I thought about this one.  Long and hard.  I thought about my expectations for my marriage and future with Matt.  And you know what?  This is not how I think: "...we should somehow be answerable for every aspect of each other's joy and happiness.  That our very job description as spouses was to be each other's everything" (pg. 49).  I don't expect Matt to be my everything.  I'm not putting all my happiness eggs into his basket.  I expect him to work as hard as I do at continuing to grow in our relationship and to make sure that we are meeting each other's needs.  But I am more responsible for my happiness than Matt is.  It is up to me to recognize what I'm not getting or doing or whatever and fix it from my end.  
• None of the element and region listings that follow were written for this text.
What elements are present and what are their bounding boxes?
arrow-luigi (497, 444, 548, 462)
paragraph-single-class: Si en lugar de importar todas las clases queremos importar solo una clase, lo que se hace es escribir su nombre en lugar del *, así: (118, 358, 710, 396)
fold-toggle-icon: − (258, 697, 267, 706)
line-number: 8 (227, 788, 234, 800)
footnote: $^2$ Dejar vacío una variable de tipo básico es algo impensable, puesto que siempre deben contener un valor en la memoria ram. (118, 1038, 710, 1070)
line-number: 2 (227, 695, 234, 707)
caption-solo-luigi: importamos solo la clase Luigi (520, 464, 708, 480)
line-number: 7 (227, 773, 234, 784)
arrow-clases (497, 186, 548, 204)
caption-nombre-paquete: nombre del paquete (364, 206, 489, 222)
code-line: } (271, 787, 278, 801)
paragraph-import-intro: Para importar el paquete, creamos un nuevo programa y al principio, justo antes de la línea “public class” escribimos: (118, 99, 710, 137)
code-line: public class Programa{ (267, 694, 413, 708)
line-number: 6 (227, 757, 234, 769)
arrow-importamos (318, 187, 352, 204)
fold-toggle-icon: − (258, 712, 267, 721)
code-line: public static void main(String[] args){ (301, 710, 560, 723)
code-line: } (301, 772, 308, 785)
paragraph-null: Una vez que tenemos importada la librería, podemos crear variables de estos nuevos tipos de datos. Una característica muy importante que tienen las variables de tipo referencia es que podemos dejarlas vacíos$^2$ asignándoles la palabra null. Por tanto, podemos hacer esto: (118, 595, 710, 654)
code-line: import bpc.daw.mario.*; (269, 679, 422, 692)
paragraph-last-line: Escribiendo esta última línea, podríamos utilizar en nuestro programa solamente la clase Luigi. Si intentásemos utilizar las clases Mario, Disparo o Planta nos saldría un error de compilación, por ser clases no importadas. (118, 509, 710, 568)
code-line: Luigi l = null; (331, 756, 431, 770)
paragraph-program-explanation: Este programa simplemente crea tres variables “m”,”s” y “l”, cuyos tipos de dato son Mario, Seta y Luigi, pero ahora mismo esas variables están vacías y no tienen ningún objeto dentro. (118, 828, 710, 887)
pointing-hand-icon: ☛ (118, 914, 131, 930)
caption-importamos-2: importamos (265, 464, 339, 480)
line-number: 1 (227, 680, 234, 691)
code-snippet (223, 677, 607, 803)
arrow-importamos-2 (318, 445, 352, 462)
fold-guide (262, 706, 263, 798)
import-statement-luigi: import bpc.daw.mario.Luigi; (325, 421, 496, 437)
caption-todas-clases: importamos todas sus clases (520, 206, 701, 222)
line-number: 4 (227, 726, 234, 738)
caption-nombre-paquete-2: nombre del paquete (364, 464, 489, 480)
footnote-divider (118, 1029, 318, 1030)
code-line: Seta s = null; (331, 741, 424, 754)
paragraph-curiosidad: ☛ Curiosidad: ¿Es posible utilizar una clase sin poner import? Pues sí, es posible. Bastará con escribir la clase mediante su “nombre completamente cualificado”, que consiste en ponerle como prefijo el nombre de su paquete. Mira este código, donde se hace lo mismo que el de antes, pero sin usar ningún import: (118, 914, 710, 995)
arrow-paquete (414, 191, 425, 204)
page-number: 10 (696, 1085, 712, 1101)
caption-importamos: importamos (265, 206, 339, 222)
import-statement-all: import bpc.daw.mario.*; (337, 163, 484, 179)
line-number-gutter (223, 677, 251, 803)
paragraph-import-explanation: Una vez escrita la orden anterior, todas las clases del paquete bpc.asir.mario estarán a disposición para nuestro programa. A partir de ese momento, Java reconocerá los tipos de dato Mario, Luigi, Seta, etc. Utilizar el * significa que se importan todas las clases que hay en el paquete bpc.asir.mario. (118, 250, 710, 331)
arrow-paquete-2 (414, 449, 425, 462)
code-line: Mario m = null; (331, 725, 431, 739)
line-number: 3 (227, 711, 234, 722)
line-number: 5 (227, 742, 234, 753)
Maybe this is because of my age.  Maybe it's because I've always relied on myself.  Maybe it's because I've always been a strong and independent person.  Maybe it's because I'm an introverted, introspective, deeply philosophical person (ha ha).  Yeah,'s probably just because I'm old and after pouring everything I had into past relationships and then losing myself entirely when they ended, I realized that my happiness depended on me.  No one else. 
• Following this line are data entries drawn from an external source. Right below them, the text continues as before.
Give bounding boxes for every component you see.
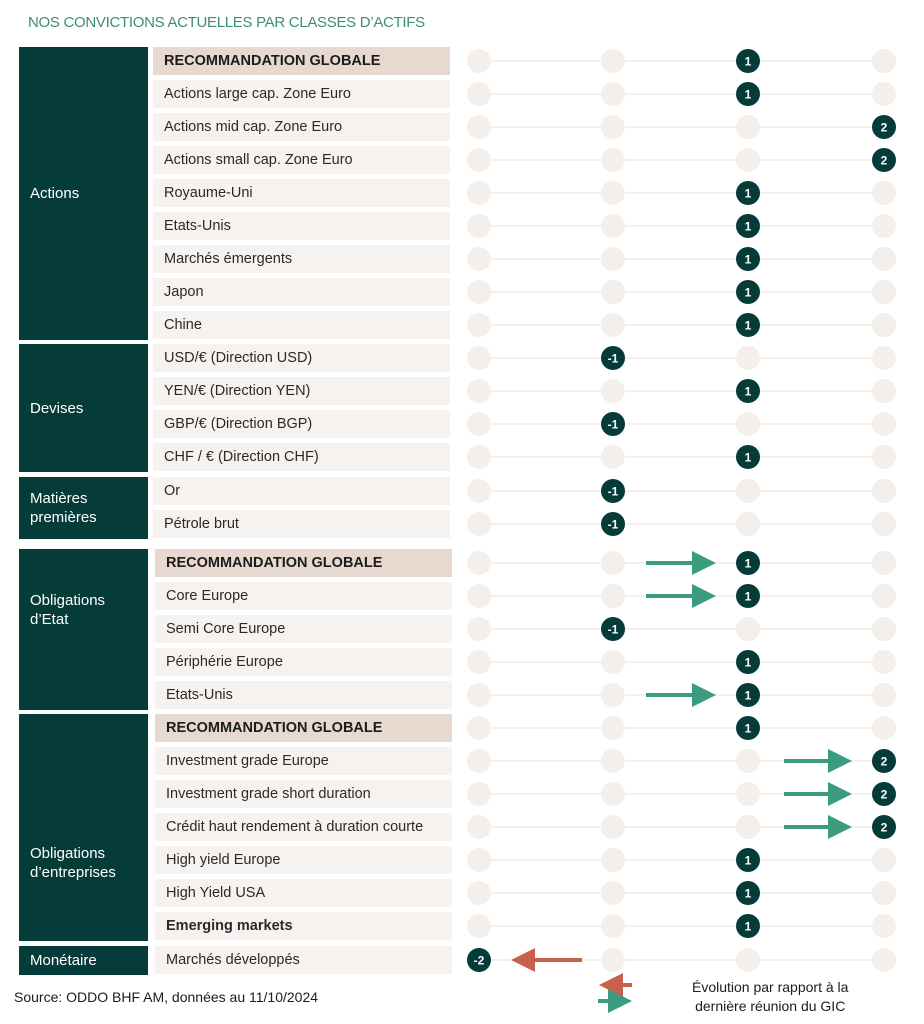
category-label: Obligations d’Etat: [30, 591, 106, 628]
empty-dot: [736, 479, 760, 503]
value-label: 1: [744, 54, 752, 69]
empty-dot: [872, 848, 896, 872]
empty-dot: [601, 148, 625, 172]
empty-dot: [872, 49, 896, 73]
empty-dot: [872, 412, 896, 436]
value-label: 1: [744, 556, 752, 571]
empty-dot: [467, 346, 491, 370]
empty-dot: [467, 214, 491, 238]
empty-dot: [467, 115, 491, 139]
value-label: 1: [744, 87, 752, 102]
value-label: 2: [880, 153, 888, 168]
value-label: -1: [607, 517, 619, 532]
empty-dot: [467, 412, 491, 436]
row-label: Etats-Unis: [153, 212, 450, 240]
empty-dot: [601, 914, 625, 938]
empty-dot: [872, 445, 896, 469]
row-label: Marchés émergents: [153, 245, 450, 273]
empty-dot: [872, 650, 896, 674]
empty-dot: [467, 881, 491, 905]
value-label: 2: [880, 120, 888, 135]
value-label: 2: [880, 787, 888, 802]
row-label: Chine: [153, 311, 450, 339]
category-label: Monétaire: [30, 952, 97, 969]
row-label: Actions small cap. Zone Euro: [153, 146, 450, 174]
empty-dot: [601, 848, 625, 872]
category-label: Actions: [30, 185, 80, 202]
value-label: -1: [607, 484, 619, 499]
value-label: -1: [607, 417, 619, 432]
row-label: High yield Europe: [155, 846, 452, 874]
empty-dot: [467, 280, 491, 304]
empty-dot: [872, 280, 896, 304]
empty-dot: [601, 247, 625, 271]
empty-dot: [467, 313, 491, 337]
empty-dot: [601, 716, 625, 740]
value-label: 2: [880, 820, 888, 835]
empty-dot: [601, 214, 625, 238]
empty-dot: [872, 247, 896, 271]
row-label: Royaume-Uni: [153, 179, 450, 207]
row-label: RECOMMANDATION GLOBALE: [155, 549, 452, 577]
empty-dot: [872, 948, 896, 972]
value-label: -1: [607, 622, 619, 637]
empty-dot: [736, 148, 760, 172]
empty-dot: [467, 479, 491, 503]
row-label: Périphérie Europe: [155, 648, 452, 676]
empty-dot: [872, 82, 896, 106]
empty-dot: [736, 346, 760, 370]
empty-dot: [601, 881, 625, 905]
row-label: RECOMMANDATION GLOBALE: [153, 47, 450, 75]
empty-dot: [601, 948, 625, 972]
value-label: 2: [880, 754, 888, 769]
value-label: -1: [607, 351, 619, 366]
category-label: Obligations d’entreprises: [30, 844, 116, 881]
value-label: -2: [473, 953, 485, 968]
empty-dot: [467, 379, 491, 403]
legend-text: [692, 978, 848, 1016]
source-note: Source: ODDO BHF AM, données au 11/10/2024: [14, 989, 319, 1005]
empty-dot: [467, 247, 491, 271]
value-label: 1: [744, 450, 752, 465]
row-label: Semi Core Europe: [155, 615, 452, 643]
empty-dot: [467, 49, 491, 73]
empty-dot: [467, 782, 491, 806]
empty-dot: [467, 82, 491, 106]
value-label: 1: [744, 318, 752, 333]
empty-dot: [467, 815, 491, 839]
empty-dot: [467, 914, 491, 938]
row-label: Investment grade Europe: [155, 747, 452, 775]
value-label: 1: [744, 721, 752, 736]
empty-dot: [872, 379, 896, 403]
value-label: 1: [744, 384, 752, 399]
row-label: Actions mid cap. Zone Euro: [153, 113, 450, 141]
empty-dot: [601, 782, 625, 806]
row-label: Etats-Unis: [155, 681, 452, 709]
empty-dot: [736, 948, 760, 972]
empty-dot: [736, 749, 760, 773]
empty-dot: [872, 914, 896, 938]
empty-dot: [872, 214, 896, 238]
empty-dot: [601, 280, 625, 304]
value-label: 1: [744, 589, 752, 604]
row-label: Emerging markets: [155, 912, 452, 940]
empty-dot: [601, 584, 625, 608]
empty-dot: [467, 584, 491, 608]
empty-dot: [872, 346, 896, 370]
empty-dot: [872, 716, 896, 740]
row-label: Actions large cap. Zone Euro: [153, 80, 450, 108]
empty-dot: [467, 848, 491, 872]
row-label: Marchés développés: [155, 946, 452, 974]
row-label: Investment grade short duration: [155, 780, 452, 808]
empty-dot: [601, 650, 625, 674]
row-label: Crédit haut rendement à duration courte: [155, 813, 452, 841]
empty-dot: [467, 749, 491, 773]
empty-dot: [872, 881, 896, 905]
empty-dot: [872, 479, 896, 503]
empty-dot: [601, 551, 625, 575]
row-label: USD/€ (Direction USD): [153, 344, 450, 372]
chart-title: NOS CONVICTIONS ACTUELLES PAR CLASSES D’ACTIFS: [28, 14, 425, 31]
empty-dot: [467, 650, 491, 674]
empty-dot: [736, 412, 760, 436]
empty-dot: [601, 445, 625, 469]
value-label: 1: [744, 186, 752, 201]
value-label: 1: [744, 853, 752, 868]
empty-dot: [736, 815, 760, 839]
value-label: 1: [744, 252, 752, 267]
empty-dot: [467, 551, 491, 575]
empty-dot: [601, 749, 625, 773]
empty-dot: [467, 617, 491, 641]
empty-dot: [467, 148, 491, 172]
value-label: 1: [744, 285, 752, 300]
value-label: 1: [744, 886, 752, 901]
empty-dot: [601, 49, 625, 73]
empty-dot: [872, 512, 896, 536]
row-label: Or: [153, 477, 450, 505]
row-label: RECOMMANDATION GLOBALE: [155, 714, 452, 742]
row-label: Pétrole brut: [153, 510, 450, 538]
empty-dot: [467, 716, 491, 740]
empty-dot: [872, 617, 896, 641]
empty-dot: [736, 115, 760, 139]
empty-dot: [601, 379, 625, 403]
empty-dot: [872, 551, 896, 575]
empty-dot: [872, 683, 896, 707]
empty-dot: [601, 815, 625, 839]
row-label: Core Europe: [155, 582, 452, 610]
row-label: GBP/€ (Direction BGP): [153, 410, 450, 438]
value-label: 1: [744, 655, 752, 670]
category-label: Matières premières: [30, 490, 97, 526]
category-label: Devises: [30, 399, 84, 417]
empty-dot: [601, 683, 625, 707]
value-label: 1: [744, 219, 752, 234]
empty-dot: [872, 313, 896, 337]
empty-dot: [601, 181, 625, 205]
row-label: CHF / € (Direction CHF): [153, 443, 450, 471]
empty-dot: [467, 445, 491, 469]
row-label: Japon: [153, 278, 450, 306]
empty-dot: [601, 115, 625, 139]
empty-dot: [467, 683, 491, 707]
empty-dot: [467, 181, 491, 205]
row-label: High Yield USA: [155, 879, 452, 907]
empty-dot: [601, 313, 625, 337]
empty-dot: [872, 584, 896, 608]
value-label: 1: [744, 688, 752, 703]
value-label: 1: [744, 919, 752, 934]
empty-dot: [736, 782, 760, 806]
legend-line-2: dernière réunion du GIC: [695, 998, 846, 1014]
empty-dot: [736, 617, 760, 641]
empty-dot: [467, 512, 491, 536]
empty-dot: [601, 82, 625, 106]
empty-dot: [872, 181, 896, 205]
legend-line-1: Évolution par rapport à la: [692, 979, 849, 995]
row-label: YEN/€ (Direction YEN): [153, 377, 450, 405]
empty-dot: [736, 512, 760, 536]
I am capable of being happy on my own.  With or without someone else.  Having someone else (Matt) to enhance and deepen and share that happiness with is awesome.  But I can achieve it on my own.  And I think that's why Matt and I have always had a pretty easy way in our relationship.  Cuz he's the same way.  While we love our time together and treasure the moments we share as a couple, we also enjoy our time apart.  I like escaping to the window seat in our bedroom, putting on some of "my" music, and reading a good book while Matt plays Tiger Woods on Playstation in his "man room" (with lavender walls, crack me up!).  I'm proud of that.  Better yet, I'm proud of us.  And I think (and hope) that we will continue this way and continue being happy - with, within, and without each other (for brief periods of time, only, of course!). 
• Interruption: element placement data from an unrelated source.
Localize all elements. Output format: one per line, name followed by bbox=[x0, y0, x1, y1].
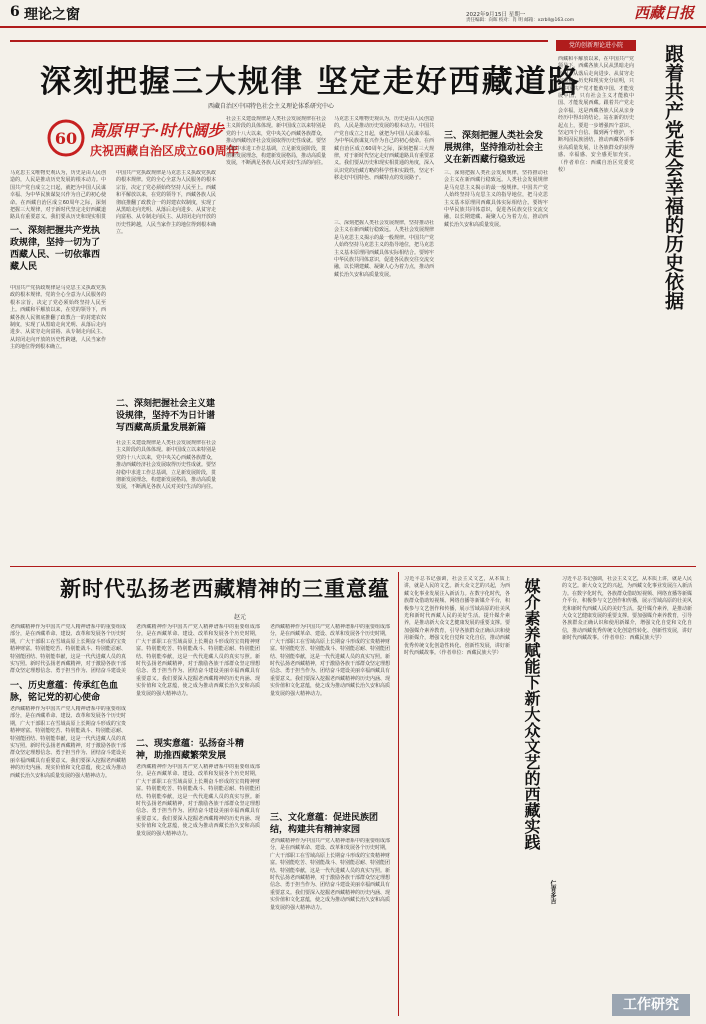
banner-logo-text: 高原甲子·时代阔步 bbox=[90, 121, 224, 140]
page-number: 6 bbox=[10, 4, 20, 20]
section-name: 理论之窗 bbox=[24, 7, 80, 23]
article1-body-col1-intro: 马克思主义唯物史观认为，历史是由人民创造的，人民是推动历史发展的根本动力。中国共产党自成立之日起，就把为中国人民谋幸福、为中华民族谋复兴作为自己的初心使命。在西藏自治区成立60周年之际，深刻把握三大规律，对于新时代坚定走好西藏道路具有重要意义。我们要从历史和现实相贯 bbox=[10, 170, 106, 220]
sidebar-tag: 党的创新理论进小院 bbox=[556, 40, 636, 51]
top-rule bbox=[10, 40, 548, 42]
article2-body-col2a: 老西藏精神作为中国共产党人精神谱系中的重要组成部分，是在西藏革命、建设、改革和发展各个历史时期，广大干部职工在雪域高原上长期奋斗形成的宝贵精神财富。特别能吃苦、特别能战斗、特别能忍耐、特别能团结、特别能奉献，这是一代代进藏人员的真实写照。新时代弘扬老西藏精神，对于激励各族干部群众坚定理想信念、勇于担当作为、团结奋斗建设美丽幸福西藏具有重要意义。我们要深入挖掘老西藏精神的历史内涵、现实价值和文化意蕴，使之成为推动西藏长治久安和高质量发展的强大精神动力。 bbox=[136, 624, 260, 697]
anniversary-60-icon bbox=[46, 118, 86, 158]
banner-subtitle: 庆祝西藏自治区成立60周年 bbox=[90, 144, 239, 158]
work-research-label: 工作研究 bbox=[612, 994, 690, 1016]
article3-title: 媒介素养赋能下新大众文艺的西藏实践 bbox=[522, 578, 541, 850]
article1-body-col4a: 马克思主义唯物史观认为，历史是由人民创造的，人民是推动历史发展的根本动力。中国共产党自成立之日起，就把为中国人民谋幸福、为中华民族谋复兴作为自己的初心使命。在西藏自治区成立60周年之际，深刻把握三大规律，对于新时代坚定走好西藏道路具有重要意义。我们要从历史和现实相贯通的角度，深入认识党的治藏方略的科学性和实践性，坚定不移走好中国特色、西藏特点的发展路子。 bbox=[334, 116, 434, 182]
article2-intro: 老西藏精神作为中国共产党人精神谱系中的重要组成部分，是在西藏革命、建设、改革和发展各个历史时期，广大干部职工在雪域高原上长期奋斗形成的宝贵精神财富。特别能吃苦、特别能战斗、特别能忍耐、特别能团结、特别能奉献，这是一代代进藏人员的真实写照。新时代弘扬老西藏精神，对于激励各族干部群众坚定理想信念、勇于担当作为、团结奋斗建设美 bbox=[10, 624, 126, 674]
article2-author: 赵元 bbox=[234, 614, 247, 621]
date-line: 2022年9月15日 星期一 bbox=[466, 12, 526, 18]
article2-body-col3b: 老西藏精神作为中国共产党人精神谱系中的重要组成部分，是在西藏革命、建设、改革和发展各个历史时期，广大干部职工在雪域高原上长期奋斗形成的宝贵精神财富。特别能吃苦、特别能战斗、特别能忍耐、特别能团结、特别能奉献，这是一代代进藏人员的真实写照。新时代弘扬老西藏精神，对于激励各族干部群众坚定理想信念、勇于担当作为、团结奋斗建设美丽幸福西藏具有重要意义。我们要深入挖掘老西藏精神的历史内涵、现实价值和文化意蕴，使之成为推动西藏长治久安和高质量发展的强大精神动力。 bbox=[270, 838, 390, 911]
article1-section-heading-3: 三、深刻把握人类社会发展规律，坚持推动社会主义在新西藏行稳致远 bbox=[444, 131, 544, 165]
article2-body-col2b: 老西藏精神作为中国共产党人精神谱系中的重要组成部分，是在西藏革命、建设、改革和发展各个历史时期，广大干部职工在雪域高原上长期奋斗形成的宝贵精神财富。特别能吃苦、特别能战斗、特别能忍耐、特别能团结、特别能奉献，这是一代代进藏人员的真实写照。新时代弘扬老西藏精神，对于激励各族干部群众坚定理想信念、勇于担当作为、团结奋斗建设美丽幸福西藏具有重要意义。我们要深入挖掘老西藏精神的历史内涵、现实价值和文化意蕴，使之成为推动西藏长治久安和高质量发展的强大精神动力。 bbox=[136, 764, 260, 837]
article3-body-col1: 习近平总书记强调，社会主义文艺，从本质上讲，就是人民的文艺。新大众文艺的兴起，为西藏文化事业发展注入新活力。在数字化时代，各族群众借助短视频、网络直播等新媒介平台，积极参与文艺创作和传播，展示雪域高原的壮美风光和新时代西藏人民的美好生活。提升媒介素养，是推动新大众文艺健康发展的重要支撑。要加强媒介素养教育，引导各族群众正确认识和使用新媒介，增强文化自觉和文化自信，推动西藏优秀传统文化创造性转化、创新性发展，讲好新时代西藏故事。（作者单位：西藏民族大学） bbox=[404, 576, 510, 657]
article2-body-col1: 老西藏精神作为中国共产党人精神谱系中的重要组成部分，是在西藏革命、建设、改革和发展各个历史时期，广大干部职工在雪域高原上长期奋斗形成的宝贵精神财富。特别能吃苦、特别能战斗、特别能忍耐、特别能团结、特别能奉献，这是一代代进藏人员的真实写照。新时代弘扬老西藏精神，对于激励各族干部群众坚定理想信念、勇于担当作为、团结奋斗建设美丽幸福西藏具有重要意义。我们要深入挖掘老西藏精神的历史内涵、现实价值和文化意蕴，使之成为推动西藏长治久安和高质量发展的强大精神动力。 bbox=[10, 706, 126, 779]
article2-heading-3: 三、文化意蕴：促进民族团结，构建共有精神家园 bbox=[270, 813, 379, 835]
article1-body-col2: 中国共产党执政规律是马克思主义执政党执政的根本规律。党的全心全意为人民服务的根本宗旨，决定了党必须始终坚持人民至上。西藏和平解放以来，在党的领导下，西藏各族人民彻底推翻了政教合一的封建农奴制度，实现了从黑暗走向光明、从落后走向进步、从贫穷走向富裕、从专制走向民主、从封闭走向开放的历史性跨越，人民当家作主的地位得到根本确立。 bbox=[116, 170, 216, 236]
sidebar-body: 西藏和平解放以来，在中国共产党领导下，西藏各族人民从黑暗走向光明、从落后走向进步、从贫穷走向富裕。历史和现实充分证明，只有中国共产党才能救中国、才能发展中国，只有社会主义才能救中国、才能发展西藏。跟着共产党走会幸福，这是西藏各族人民从亲身经历中得出的结论。站在新的历史起点上，要进一步增强四个意识、坚定四个自信、做到两个维护，不断巩固民族团结，推动西藏各项事业高质量发展，让各族群众的获得感、幸福感、安全感更加充实。（作者单位：西藏自治区党委党校） bbox=[558, 56, 634, 174]
sidebar-vertical-title: 跟着共产党走会幸福的历史依据 bbox=[662, 44, 684, 310]
section-divider bbox=[10, 566, 696, 567]
article1-title: 深刻把握三大规律 坚定走好西藏道路 bbox=[40, 64, 581, 100]
article3-divider bbox=[398, 572, 399, 1016]
article1-body-col4b: 三、深刻把握人类社会发展规律，坚持推动社会主义在新西藏行稳致远。人类社会发展规律是马克思主义揭示的最一般规律。中国共产党人始终坚持马克思主义的指导地位，把马克思主义基本原理同西藏具体实际相结合。要铸牢中华民族共同体意识，促进各民族交往交流交融，以长期建藏、凝聚人心为着力点，推动西藏长治久安和高质量发展。 bbox=[334, 220, 434, 278]
article1-section-heading-2: 二、深刻把握社会主义建设规律，坚持不为日计谱写西藏高质量发展新篇 bbox=[116, 399, 216, 433]
article1-section-heading-1: 一、深刻把握共产党执政规律，坚持一切为了西藏人民、一切依靠西藏人民 bbox=[10, 226, 101, 272]
article3-author: 仁青多吉 bbox=[549, 880, 556, 904]
article1-body-col5: 三、深刻把握人类社会发展规律，坚持推动社会主义在新西藏行稳致远。人类社会发展规律是马克思主义揭示的最一般规律。中国共产党人始终坚持马克思主义的指导地位，把马克思主义基本原理同西藏具体实际相结合。要铸牢中华民族共同体意识，促进各民族交往交流交融，以长期建藏、凝聚人心为着力点，推动西藏长治久安和高质量发展。 bbox=[444, 170, 548, 228]
svg-text:60: 60 bbox=[54, 129, 78, 148]
anniversary-banner bbox=[46, 116, 246, 164]
article2-body-col3a: 老西藏精神作为中国共产党人精神谱系中的重要组成部分，是在西藏革命、建设、改革和发展各个历史时期，广大干部职工在雪域高原上长期奋斗形成的宝贵精神财富。特别能吃苦、特别能战斗、特别能忍耐、特别能团结、特别能奉献，这是一代代进藏人员的真实写照。新时代弘扬老西藏精神，对于激励各族干部群众坚定理想信念、勇于担当作为、团结奋斗建设美丽幸福西藏具有重要意义。我们要深入挖掘老西藏精神的历史内涵、现实价值和文化意蕴，使之成为推动西藏长治久安和高质量发展的强大精神动力。 bbox=[270, 624, 390, 697]
article2-heading-1: 一、历史意蕴：传承红色血脉，铭记党的初心使命 bbox=[10, 681, 119, 703]
article1-body-col2b: 社会主义建设规律是人类社会发展规律在社会主义阶段的具体体现。新中国成立以来特别是党的十八大以来，党中央关心西藏各族群众，推动西藏经济社会发展取得历史性成就。要坚持稳中求进工作总基调，立足新发展阶段，贯彻新发展理念，构建新发展格局，推动高质量发展，不断满足各族人民对美好生活的向往。 bbox=[116, 440, 216, 491]
newspaper-logo: 西藏日报 bbox=[634, 4, 695, 22]
article2-heading-2: 二、现实意蕴：弘扬奋斗精神，助推西藏繁荣发展 bbox=[136, 739, 245, 761]
editor-line: 责任编辑：向晖 校对：肖 明 邮箱：xzrbll@163.com bbox=[466, 18, 575, 23]
article1-body-col1: 中国共产党执政规律是马克思主义执政党执政的根本规律。党的全心全意为人民服务的根本宗旨，决定了党必须始终坚持人民至上。西藏和平解放以来，在党的领导下，西藏各族人民彻底推翻了政教合一的封建农奴制度，实现了从黑暗走向光明、从落后走向进步、从贫穷走向富裕、从专制走向民主、从封闭走向开放的历史性跨越，人民当家作主的地位得到根本确立。 bbox=[10, 285, 106, 351]
article1-byline: 西藏自治区中国特色社会主义理论体系研究中心 bbox=[208, 103, 335, 110]
article1-body-col3: 社会主义建设规律是人类社会发展规律在社会主义阶段的具体体现。新中国成立以来特别是党的十八大以来，党中央关心西藏各族群众，推动西藏经济社会发展取得历史性成就。要坚持稳中求进工作总基调，立足新发展阶段，贯彻新发展理念，构建新发展格局，推动高质量发展，不断满足各族人民对美好生活的向往。 bbox=[226, 116, 326, 167]
article2-title: 新时代弘扬老西藏精神的三重意蕴 bbox=[60, 576, 390, 601]
page-header bbox=[0, 0, 706, 28]
article3-body-col2: 习近平总书记强调，社会主义文艺，从本质上讲，就是人民的文艺。新大众文艺的兴起，为西藏文化事业发展注入新活力。在数字化时代，各族群众借助短视频、网络直播等新媒介平台，积极参与文艺创作和传播，展示雪域高原的壮美风光和新时代西藏人民的美好生活。提升媒介素养，是推动新大众文艺健康发展的重要支撑。要加强媒介素养教育，引导各族群众正确认识和使用新媒介，增强文化自觉和文化自信，推动西藏优秀传统文化创造性转化、创新性发展，讲好新时代西藏故事。（作者单位：西藏民族大学） bbox=[562, 576, 692, 642]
This is, of course, not to say that I wouldn't be devasted if our relationship ended.  It killed me when it was briefly suspended a few years ago.  But that is when I learned this valuable lesson - I will survive.  While I invested time, energy, love, and whatever else into our relationship, I still had my sense of self.  I still knew who I was.  I didn't have to spend a year traveling around the world to "find myself" (a la Eat, Pray, Love).  I never let myself completely become "us" or "we" - it was always very important to me to understand that I needed to have that me-ness in tact at all times.  Because things happen.  Like it or not. 

I can't wait to delve deeper into this book and keep reflecting on our relationship and why it's soooo awesome.